If you know me, you know that I grew up in the middle of a 50 acre low bush wild blueberry field in rural Downeast Maine.  You know that I am passionate and obstinate about my blueberries and refuse to eat any other berry than those that hail from Maine.  
As a small child one of my favorite parts of the summer was the time when there were local high-schoolers trudging away in the fields trying to rake berries so they could replace their wardrobes for the school year.  I would lay a blanket out in the backyard of our big farmhouse and read in the sunshine while everyone else toiled away in the fields getting sunburnt and turning purple.  On those long whiling August days I would always lift my head and stop, staring over the rakers bent double and moving slowly down their rows.  I could smell the berries around me – the alcoholic slightly fermented berries, the leaf-litter of the warm ground below, the spice bugs that were inevitably stepped on, raked or just panicked and let off a puff of smell (something between nutmeg, clove and walnuts).  It was all there carried to me on the wind that blew over the crest of the hill we lived on.  It was always the same.  The smell was a constant for me that will always mean home.

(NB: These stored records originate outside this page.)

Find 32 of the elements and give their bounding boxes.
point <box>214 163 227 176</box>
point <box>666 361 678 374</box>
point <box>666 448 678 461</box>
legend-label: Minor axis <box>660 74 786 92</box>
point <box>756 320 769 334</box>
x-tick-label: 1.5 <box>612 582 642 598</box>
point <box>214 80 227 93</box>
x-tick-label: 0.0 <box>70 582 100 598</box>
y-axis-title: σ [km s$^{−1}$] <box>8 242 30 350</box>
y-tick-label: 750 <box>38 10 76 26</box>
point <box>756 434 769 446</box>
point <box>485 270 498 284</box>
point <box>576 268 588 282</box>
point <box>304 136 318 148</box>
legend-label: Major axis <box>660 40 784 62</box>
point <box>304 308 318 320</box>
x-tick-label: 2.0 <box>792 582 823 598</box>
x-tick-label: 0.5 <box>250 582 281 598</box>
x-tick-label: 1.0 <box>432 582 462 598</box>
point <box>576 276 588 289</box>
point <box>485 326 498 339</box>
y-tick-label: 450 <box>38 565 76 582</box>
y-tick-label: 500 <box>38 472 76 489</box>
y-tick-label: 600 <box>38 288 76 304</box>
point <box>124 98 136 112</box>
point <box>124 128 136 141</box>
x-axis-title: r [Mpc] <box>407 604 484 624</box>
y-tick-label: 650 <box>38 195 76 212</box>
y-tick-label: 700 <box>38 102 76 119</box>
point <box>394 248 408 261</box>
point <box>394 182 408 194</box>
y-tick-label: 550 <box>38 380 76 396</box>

Photo via: boston.cbslocal.com
Imagine my surprise when I woke this morning and opened the window to listen to the rain when I could smell blueberry fields in Watertown.  I was home.  I was nostalgic for fresh berry pie and long hay fields that tickled my legs.  I wanted to be a kid again, home watching the blueberry rakers and reading a novel by Roald Dahl in the sunshine.  I felt like I’d been given a gift and a reminder to appreciate the small things. So this hurricane that has admittedly caused many stress and heartache has caused me an indescribable amount of joy.  Just for bringing me this spicy-sweet-earthy scent and reminding me of sunshine and the carefree-ness of childhood.